ISO 4217 defines 3-letter currency symbols:
Do currencies' minor units (cent, pence) have a ISO or similar standard, too, that defines codes for those sub-units like
The standard also defines the relationship between the major currency unit and any minor currency unit. Often, the minor currency unit has a value that is 1/100 of the major unit, but 1/1000 is also common. Some currencies do not have any minor currency unit at all. In others, the major currency unit has so little value that the minor unit is no longer generally used (e.g. the Japanese sen, 1/100th of a yen). This is indicated in the standard by the currency exponent. For example, USD has exponent 2, while JPY has exponent 0. Mauritania does not use a decimal division of units, setting 1 ouguiya (UM) = 5 khoums, and Madagascar has 1 ariary = 5 iraimbilanja.

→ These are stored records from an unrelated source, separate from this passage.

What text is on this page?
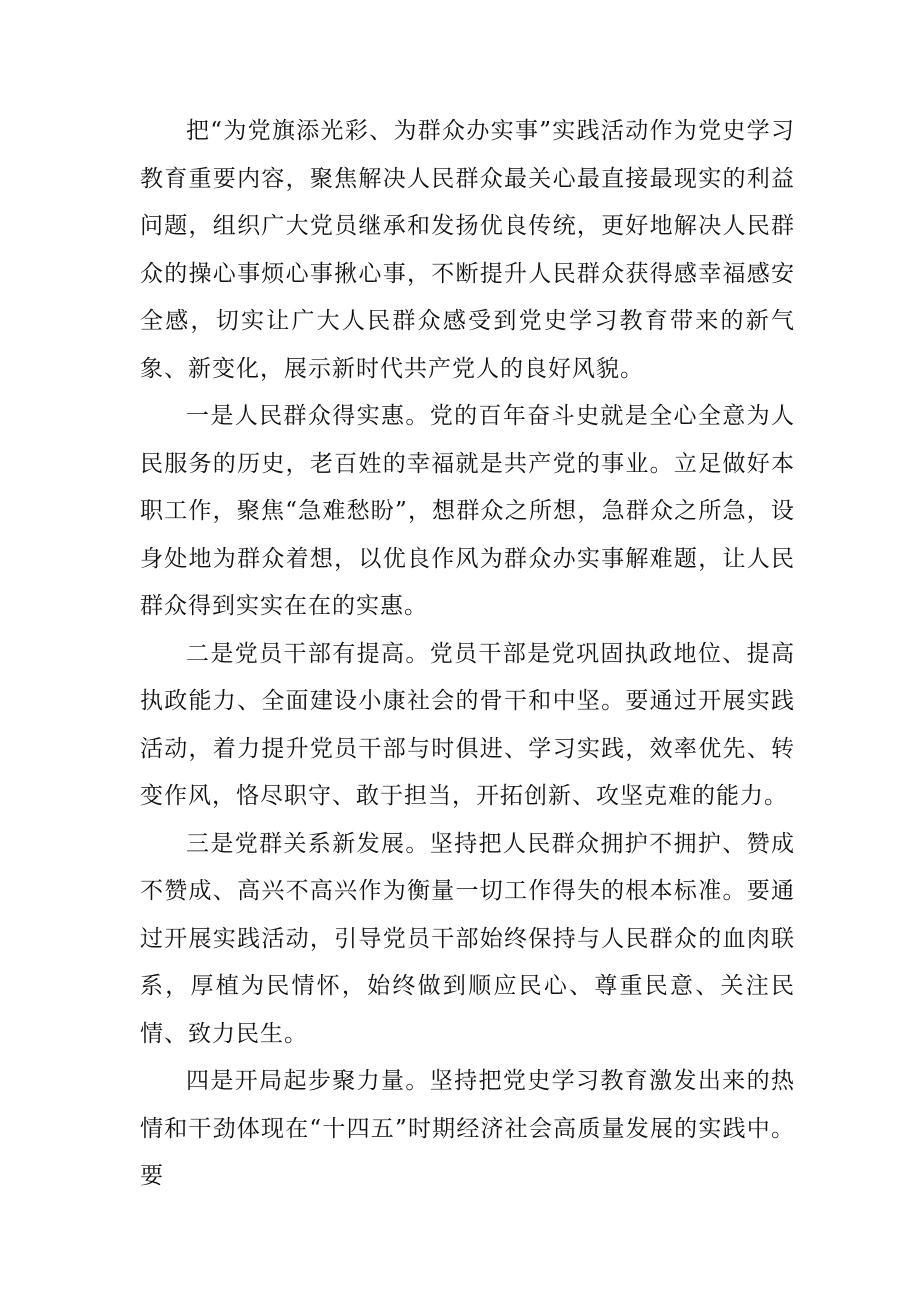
把“为党旗添光彩、为群众办实事”实践活动作为党史学习教育重要内容，聚焦解决人民群众最关心最直接最现实的利益问题，组织广大党员继承和发扬优良传统，更好地解决人民群众的操心事烦心事揪心事，不断提升人民群众获得感幸福感安全感，切实让广大人民群众感受到党史学习教育带来的新气象、新变化，展示新时代共产党人的良好风貌。

一是人民群众得实惠。党的百年奋斗史就是全心全意为人民服务的历史，老百姓的幸福就是共产党的事业。立足做好本职工作，聚焦“急难愁盼”，想群众之所想，急群众之所急，设身处地为群众着想，以优良作风为群众办实事解难题，让人民群众得到实实在在的实惠。

二是党员干部有提高。党员干部是党巩固执政地位、提高执政能力、全面建设小康社会的骨干和中坚。要通过开展实践活动，着力提升党员干部与时俱进、学习实践，效率优先、转变作风，恪尽职守、敢于担当，开拓创新、攻坚克难的能力。

三是党群关系新发展。坚持把人民群众拥护不拥护、赞成不赞成、高兴不高兴作为衡量一切工作得失的根本标准。要通过开展实践活动，引导党员干部始终保持与人民群众的血肉联系，厚植为民情怀，始终做到顺应民心、尊重民意、关注民情、致力民生。

四是开局起步聚力量。坚持把党史学习教育激发出来的热情和干劲体现在“十四五”时期经济社会高质量发展的实践中。要
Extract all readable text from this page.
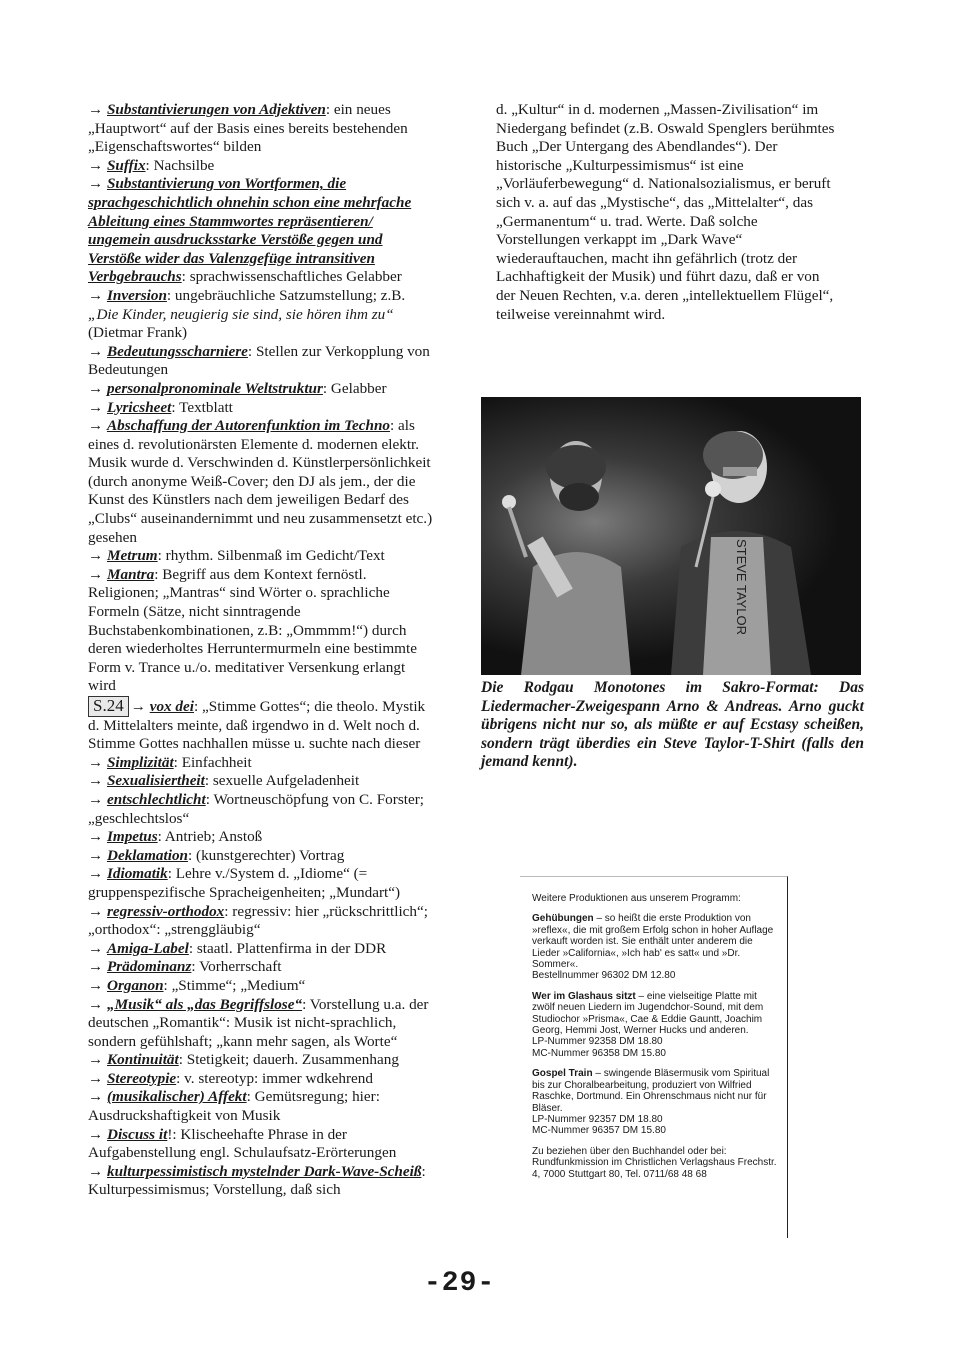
→ Substantivierungen von Adjektiven: ein neues „Hauptwort“ auf der Basis eines bereits bestehenden „Eigenschaftswortes“ bilden

→ Suffix: Nachsilbe

→ Substantivierung von Wortformen, die sprachgeschichtlich ohnehin schon eine mehrfache Ableitung eines Stammwortes repräsentieren/ ungemein ausdrucksstarke Verstöße gegen und Verstöße wider das Valenzgefüge intransitiven Verbgebrauchs: sprachwissenschaftliches Gelabber

→ Inversion: ungebräuchliche Satzumstellung; z.B.
„Die Kinder, neugierig sie sind, sie hören ihm zu“
(Dietmar Frank)

→ Bedeutungsscharniere: Stellen zur Verkopplung von Bedeutungen

→ personalpronominale Weltstruktur: Gelabber

→ Lyricsheet: Textblatt

→ Abschaffung der Autorenfunktion im Techno: als eines d. revolutionärsten Elemente d. modernen elektr. Musik wurde d. Verschwinden d. Künstlerpersönlichkeit (durch anonyme Weiß-Cover; den DJ als jem., der die Kunst des Künstlers nach dem jeweiligen Bedarf des „Clubs“ auseinandernimmt und neu zusammensetzt etc.) gesehen

→ Metrum: rhythm. Silbenmaß im Gedicht/Text

→ Mantra: Begriff aus dem Kontext fernöstl. Religionen; „Mantras“ sind Wörter o. sprachliche Formeln (Sätze, nicht sinntragende Buchstabenkombinationen, z.B: „Ommmm!“) durch deren wiederholtes Herruntermurmeln eine bestimmte Form v. Trance u./o. meditativer Versenkung erlangt wird

S.24 → vox dei: „Stimme Gottes“; die theolo. Mystik d. Mittelalters meinte, daß irgendwo in d. Welt noch d. Stimme Gottes nachhallen müsse u. suchte nach dieser

→ Simplizität: Einfachheit

→ Sexualisiertheit: sexuelle Aufgeladenheit

→ entschlechtlicht: Wortneuschöpfung von C. Forster; „geschlechtslos“

→ Impetus: Antrieb; Anstoß

→ Deklamation: (kunstgerechter) Vortrag

→ Idiomatik: Lehre v./System d. „Idiome“ (= gruppenspezifische Spracheigenheiten; „Mundart“)

→ regressiv-orthodox: regressiv: hier „rückschrittlich“; „orthodox“: „strenggläubig“

→ Amiga-Label: staatl. Plattenfirma in der DDR

→ Prädominanz: Vorherrschaft

→ Organon: „Stimme“; „Medium“

→ „Musik“ als „das Begriffslose“: Vorstellung u.a. der deutschen „Romantik“: Musik ist nicht-sprachlich, sondern gefühlshaft; „kann mehr sagen, als Worte“

→ Kontinuität: Stetigkeit; dauerh. Zusammenhang

→ Stereotypie: v. stereotyp: immer wdkehrend

→ (musikalischer) Affekt: Gemütsregung; hier: Ausdruckshaftigkeit von Musik

→ Discuss it!: Klischeehafte Phrase in der Aufgabenstellung engl. Schulaufsatz-Erörterungen

→ kulturpessimistisch mystelnder Dark-Wave-Scheiß: Kulturpessimismus; Vorstellung, daß sich

d. „Kultur“ in d. modernen „Massen-Zivilisation“ im Niedergang befindet (z.B. Oswald Spenglers berühmtes Buch „Der Untergang des Abendlandes“). Der historische „Kulturpessimismus“ ist eine „Vorläuferbewegung“ d. Nationalsozialismus, er beruft sich v. a. auf das „Mystische“, das „Mittelalter“, das „Germanentum“ u. trad. Werte. Daß solche Vorstellungen verkappt im „Dark Wave“ wiederauftauchen, macht ihn gefährlich (trotz der Lachhaftigkeit der Musik) und führt dazu, daß er von der Neuen Rechten, v.a. deren „intellektuellem Flügel“, teilweise vereinnahmt wird.

STEVE TAYLOR
Die Rodgau Monotones im Sakro-Format: Das Liedermacher-Zweigespann Arno & Andreas. Arno guckt übrigens nicht nur so, als müßte er auf Ecstasy scheißen, sondern trägt überdies ein Steve Taylor-T-Shirt (falls den jemand kennt).

Weitere Produktionen aus unserem Programm:

Gehübungen – so heißt die erste Produktion von »reflex«, die mit großem Erfolg schon in hoher Auflage verkauft worden ist. Sie enthält unter anderem die Lieder »California«, »Ich hab' es satt« und »Dr. Sommer«.
Bestellnummer 96302 DM 12.80

Wer im Glashaus sitzt – eine vielseitige Platte mit zwölf neuen Liedern im Jugendchor-Sound, mit dem Studiochor »Prisma«, Cae & Eddie Gauntt, Joachim Georg, Hemmi Jost, Werner Hucks und anderen.
LP-Nummer 92358 DM 18.80
MC-Nummer 96358 DM 15.80

Gospel Train – swingende Bläsermusik vom Spiritual bis zur Choralbearbeitung, produziert von Wilfried Raschke, Dortmund. Ein Ohrenschmaus nicht nur für Bläser.
LP-Nummer 92357 DM 18.80
MC-Nummer 96357 DM 15.80

Zu beziehen über den Buchhandel oder bei: Rundfunkmission im Christlichen Verlagshaus Frechstr. 4, 7000 Stuttgart 80, Tel. 0711/68 48 68

-29-
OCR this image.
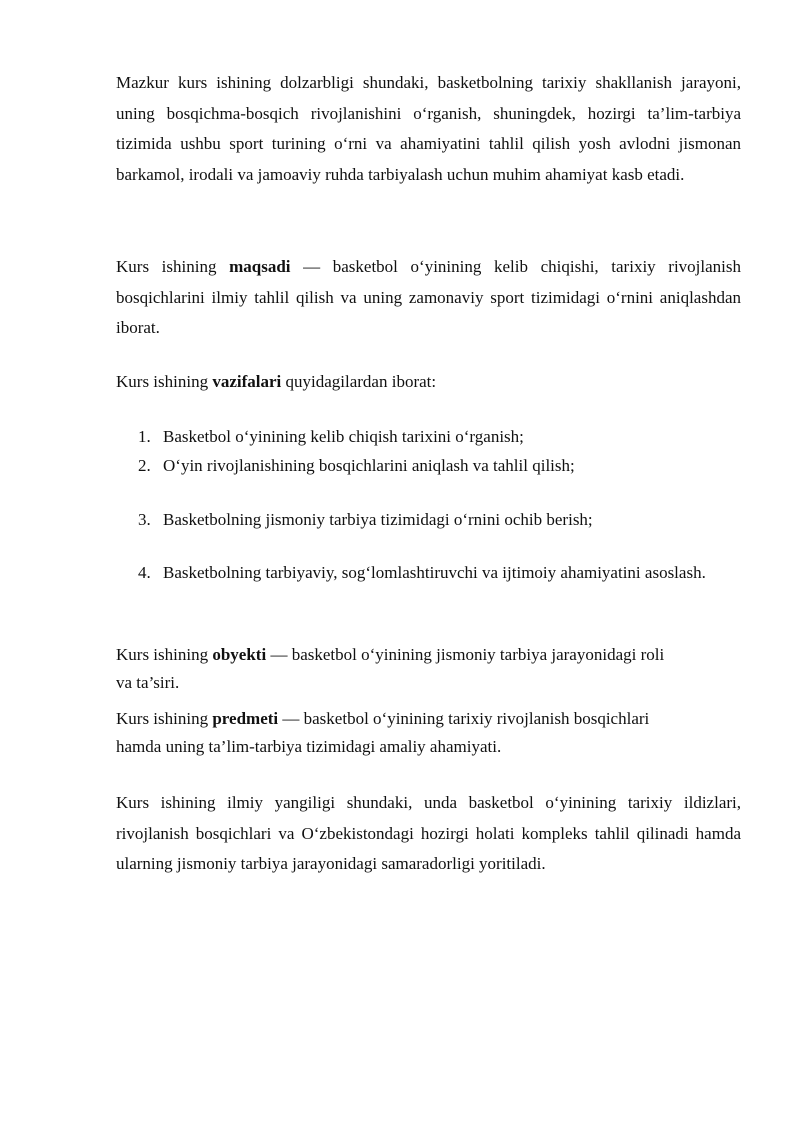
Mazkur kurs ishining dolzarbligi shundaki, basketbolning tarixiy shakllanish jarayoni, uning bosqichma-bosqich rivojlanishini o‘rganish, shuningdek, hozirgi ta’lim-tarbiya tizimida ushbu sport turining o‘rni va ahamiyatini tahlil qilish yosh avlodni jismonan barkamol, irodali va jamoaviy ruhda tarbiyalash uchun muhim ahamiyat kasb etadi.

Kurs ishining maqsadi — basketbol o‘yinining kelib chiqishi, tarixiy rivojlanish bosqichlarini ilmiy tahlil qilish va uning zamonaviy sport tizimidagi o‘rnini aniqlashdan iborat.

Kurs ishining vazifalari quyidagilardan iborat:

1. Basketbol o‘yinining kelib chiqish tarixini o‘rganish;
2. O‘yin rivojlanishining bosqichlarini aniqlash va tahlil qilish;
3. Basketbolning jismoniy tarbiya tizimidagi o‘rnini ochib berish;
4. Basketbolning tarbiyaviy, sog‘lomlashtiruvchi va ijtimoiy ahamiyatini asoslash.
Kurs ishining obyekti — basketbol o‘yinining jismoniy tarbiya jarayonidagi roli
va ta’siri.
Kurs ishining predmeti — basketbol o‘yinining tarixiy rivojlanish bosqichlari
hamda uning ta’lim-tarbiya tizimidagi amaliy ahamiyati.

Kurs ishining ilmiy yangiligi shundaki, unda basketbol o‘yinining tarixiy ildizlari, rivojlanish bosqichlari va O‘zbekistondagi hozirgi holati kompleks tahlil qilinadi hamda ularning jismoniy tarbiya jarayonidagi samaradorligi yoritiladi.
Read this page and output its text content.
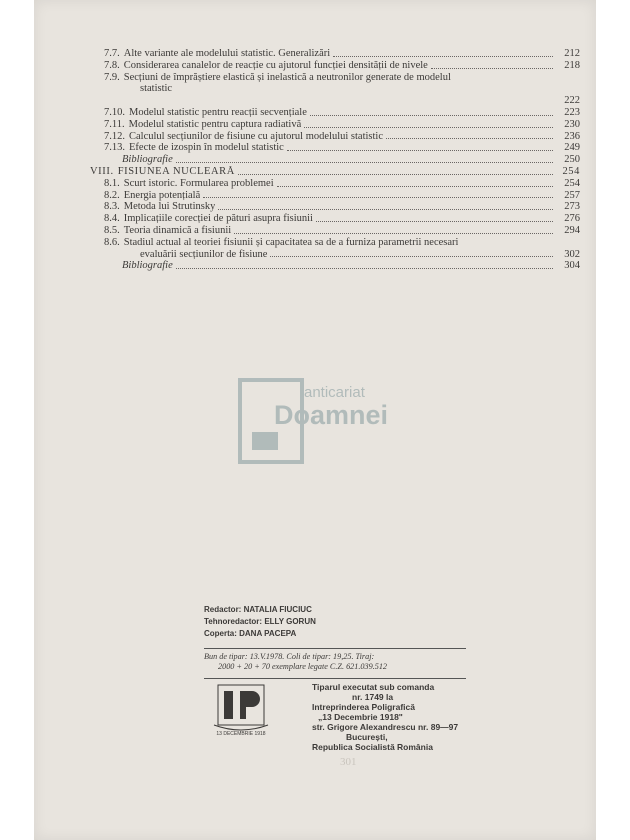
7.7. Alte variante ale modelului statistic. Generalizări	212
7.8. Considerarea canalelor de reacție cu ajutorul funcției densității de nivele	218
7.9. Secțiuni de împrăștiere elastică și inelastică a neutronilor generate de modelul
statistic
222
7.10. Modelul statistic pentru reacții secvențiale	223
7.11. Modelul statistic pentru captura radiativă	230
7.12. Calculul secțiunilor de fisiune cu ajutorul modelului statistic	236
7.13. Efecte de izospin în modelul statistic	249
Bibliografie	250
VIII. FISIUNEA NUCLEARĂ	254
8.1. Scurt istoric. Formularea problemei	254
8.2. Energia potențială	257
8.3. Metoda lui Strutinsky	273
8.4. Implicațiile corecției de pături asupra fisiunii	276
8.5. Teoria dinamică a fisiunii	294
8.6. Stadiul actual al teoriei fisiunii și capacitatea sa de a furniza parametrii necesari
evaluării secțiunilor de fisiune	302
Bibliografie	304
anticariat
Doamnei
Redactor: NATALIA FIUCIUC
Tehnoredactor: ELLY GORUN
Coperta: DANA PACEPA
Bun de tipar: 13.V.1978. Coli de tipar: 19,25. Tiraj:
2000 + 20 + 70 exemplare legate C.Z. 621.039.512
13 DECEMBRIE 1918
Tiparul executat sub comanda
nr. 1749 la
Intreprinderea Poligrafică
„13 Decembrie 1918"
str. Grigore Alexandrescu nr. 89—97
București,
Republica Socialistă România
301
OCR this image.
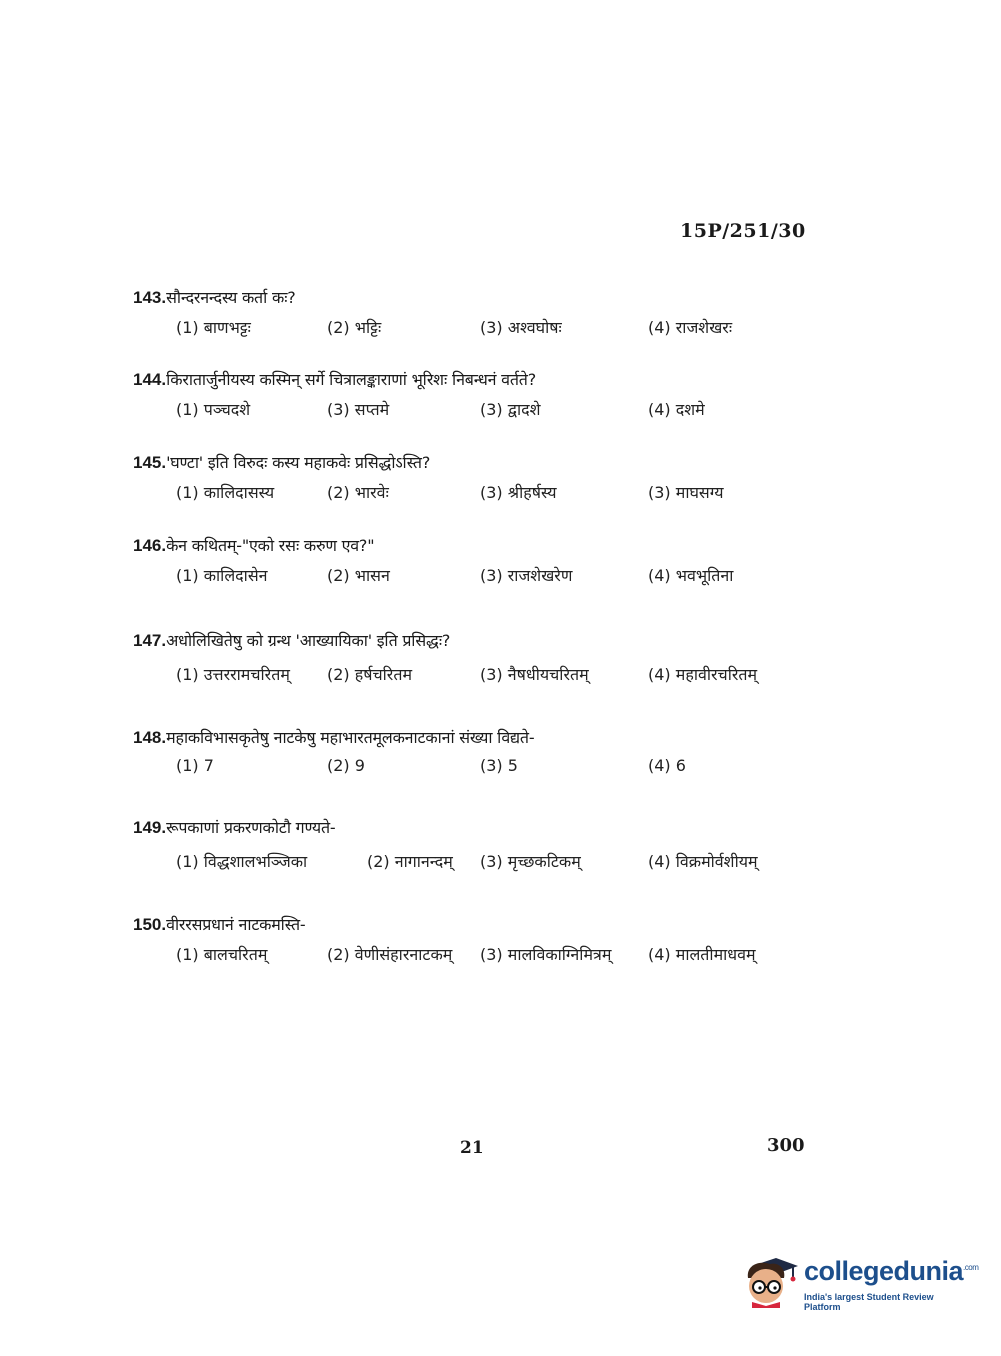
15P/251/30
143. सौन्दरनन्दस्य कर्ता कः?
(1) बाणभट्टः	(2) भट्टिः	(3) अश्वघोषः	(4) राजशेखरः
144. किरातार्जुनीयस्य कस्मिन् सर्गे चित्रालङ्काराणां भूरिशः निबन्धनं वर्तते?
(1) पञ्चदशे	(3) सप्तमे	(3) द्वादशे	(4) दशमे
145. 'घण्टा' इति विरुदः कस्य महाकवेः प्रसिद्धोऽस्ति?
(1) कालिदासस्य	(2) भारवेः	(3) श्रीहर्षस्य	(3) माघसग्य
146. केन कथितम्-"एको रसः करुण एव?"
(1) कालिदासेन	(2) भासन	(3) राजशेखरेण	(4) भवभूतिना
147. अधोलिखितेषु को ग्रन्थ 'आख्यायिका' इति प्रसिद्धः?
(1) उत्तररामचरितम् (2) हर्षचरितम	(3) नैषधीयचरितम्	(4) महावीरचरितम्
148. महाकविभासकृतेषु नाटकेषु महाभारतमूलकनाटकानां संख्या विद्यते-
(1) 7	(2) 9	(3) 5	(4) 6
149. रूपकाणां प्रकरणकोटौ गण्यते-
(1) विद्धशालभञ्जिका	(2) नागानन्दम् (3) मृच्छकटिकम्	(4) विक्रमोर्वशीयम्
150. वीररसप्रधानं नाटकमस्ति-
(1) बालचरितम्	(2) वेणीसंहारनाटकम् (3) मालविकाग्निमित्रम् (4) मालतीमाधवम्
21	300
collegedunia$^{.com}$
India's largest Student Review Platform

As for a better word, how does minor currency unit suit? Although, Wikipedia also refers to it as sub unit. Take your pick.
There is a table on that Wikipedia article listing the standard precision for the minor currency unit.
In the financial markets there's roughly two established industry standards.
The first one is really a case-by-case agreement, mostly enforced by exchanges that have their securities quote in the minor currency unit. This lead to:
- GBX for British pence
- ZAC for South-African cents
- ILA for Israeli agorot
Probably pioneered by Reuters and Bloomberg, the second standard is far more wide-spread and consistent. The agreement is to lowercase the third letter to denote the minor units.
- GBp, ZAr, ILs, USd, EUr, etc.
You need to look at the standard itself.
From the ISO website:
ISO 4217:2008 specifies the structure for a three-letter alphabetic code and an equivalent three-digit numeric code for the representation of currencies and funds. For those currencies having minor units, it also shows the decimal relationship between such units and the currency itself.
ISO 4217:2008 also establishes procedures for a Maintenance Agency, and specifies the method of application for codes.
The key bit is:
it also shows the decimal relationship between such units and the currency itself.